Dive Brief:
- The U.S. Energy Department's National Renewable Energy Laboratory (NREL) will partner with General Electric Company (GE) and the Electric Power Research Institute (EPRI) and fund research on seven $1.2 million microgrid projects. The objective of the $8 million study is to understand how microgrids can mitigate the impact of extreme weather events on urban areas’ electric grids.
- NREL scientists will use power electronics in the seven microgrids to test GE and EPRI controllers subjected to real-time simulations of full power levels and actual loads at NREL's Energy System Integration Facility (ESIF).
- GE’s tests will be on the resilience of a 200 kilowatt microgrid that would provide security to the Potsdam, New York, area. Power sources may include either 2 megawatts of photovoltaic solar or combined heat and power generators.
Dive Insight:
Navigant Research forecasts that revenue from global microgrid deployments will be over $40 billion per year in 2020, up from just under $10 billion in 2013.

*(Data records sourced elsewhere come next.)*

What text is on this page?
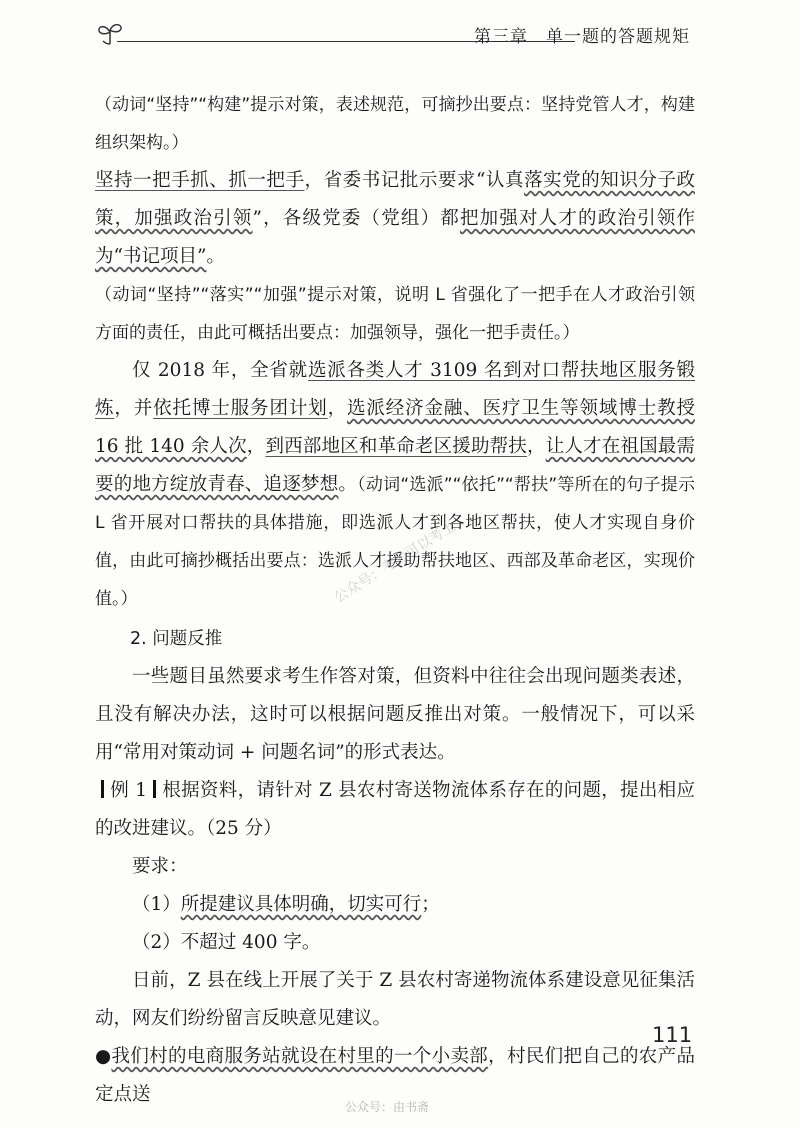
第三章　 单一题的答题规矩

（动词“坚持”“构建”提示对策，表述规范，可摘抄出要点：坚持党管人才，构建组织架构。）

坚持一把手抓、抓一把手，省委书记批示要求“认真落实党的知识分子政策，加强政治引领”，各级党委（党组）都把加强对人才的政治引领作为“书记项目”。

（动词“坚持”“落实”“加强”提示对策，说明 L 省强化了一把手在人才政治引领方面的责任，由此可概括出要点：加强领导，强化一把手责任。）

仅 2018 年，全省就选派各类人才 3109 名到对口帮扶地区服务锻炼，并依托博士服务团计划，选派经济金融、医疗卫生等领域博士教授 16 批 140 余人次，到西部地区和革命老区援助帮扶，让人才在祖国最需要的地方绽放青春、追逐梦想。（动词“选派”“依托”“帮扶”等所在的句子提示 L 省开展对口帮扶的具体措施，即选派人才到各地区帮扶，使人才实现自身价值，由此可摘抄概括出要点：选派人才援助帮扶地区、西部及革命老区，实现价值。）

2. 问题反推

一些题目虽然要求考生作答对策，但资料中往往会出现问题类表述，且没有解决办法，这时可以根据问题反推出对策。一般情况下，可以采用“常用对策动词 + 问题名词”的形式表达。

例 1 根据资料，请针对 Z 县农村寄送物流体系存在的问题，提出相应的改进建议。（25 分）

要求：

（1）所提建议具体明确，切实可行；

（2）不超过 400 字。

日前，Z 县在线上开展了关于 Z 县农村寄递物流体系建设意见征集活动，网友们纷纷留言反映意见建议。

●我们村的电商服务站就设在村里的一个小卖部，村民们把自己的农产品定点送

公众号：考公可以考上
111
公众号：由书斋
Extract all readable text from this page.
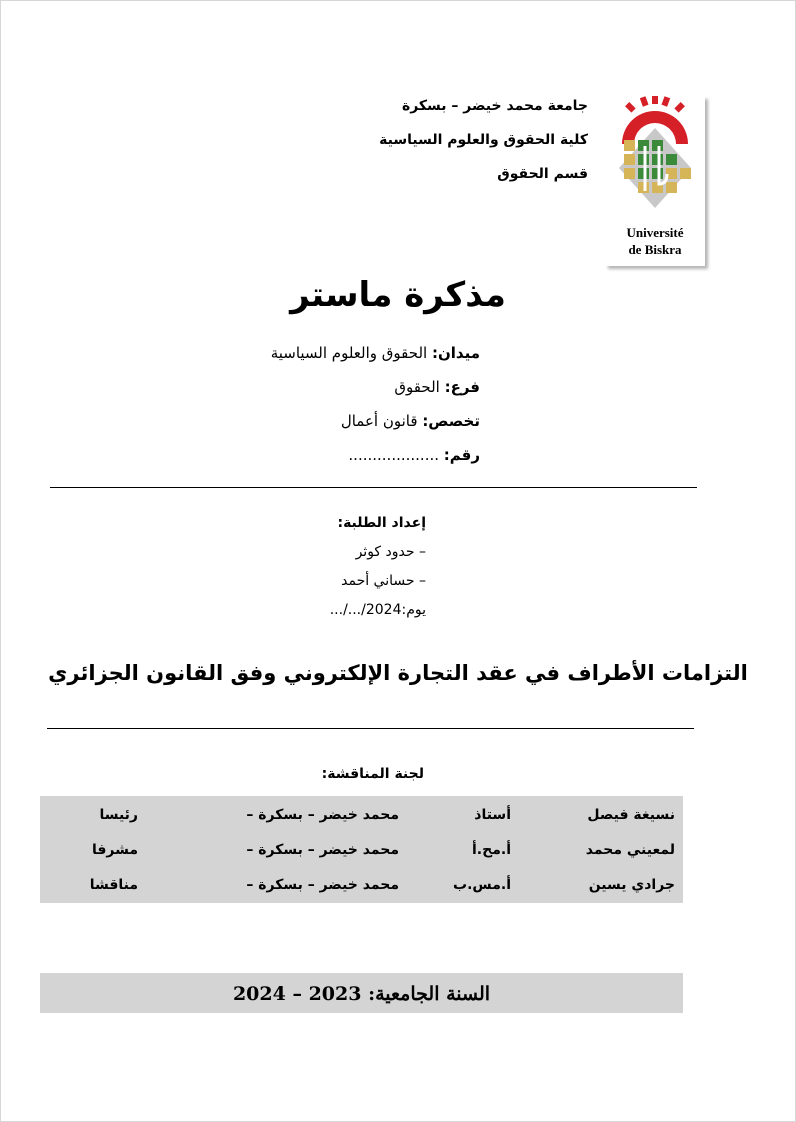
جامعة محمد خيضر – بسكرة
كلية الحقوق والعلوم السياسية
قسم الحقوق
Université
de Biskra
مذكرة ماستر
ميدان: الحقوق والعلوم السياسية
فرع: الحقوق
تخصص: قانون أعمال
رقم: ...................
إعداد الطلبة:
– حدود كوثر
– حساني أحمد
يوم: .../.../2024
التزامات الأطراف في عقد التجارة الإلكتروني وفق القانون الجزائري
لجنة المناقشة:
نسيغة فيصل
أستاذ
محمد خيضر – بسكرة –
رئيسا
لمعيني محمد
أ.مح.أ
محمد خيضر – بسكرة –
مشرفا
جرادي يسين
أ.مس.ب
محمد خيضر – بسكرة –
مناقشا
السنة الجامعية: 2023 – 2024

As of the second quarter of 2014, there was 4,393 megawatts of microgrid capacity globally, according to Navigant. North America leads other regions with 2,874 megawatts of planned, proposed, and deployed capacity, 66% of the world’s total. It also has 67% of planned and proposed capacity.
Governments globally are advancing the study of new business models that can take advantage of advanced energy storage in the full commercial implementation of microgrids, Navigant also reported.
The biggest of the microgrid enabling technologies (METs) globally is distributed generation (DG) like diesel generators, natural gas generators, and renewables, according to Navigant. Advanced energy storage will become the biggest single MET investment category by 2023, when all global annual DG vendor revenue is expected to be $9.6 billion, up from 2014’s $1.8 billion.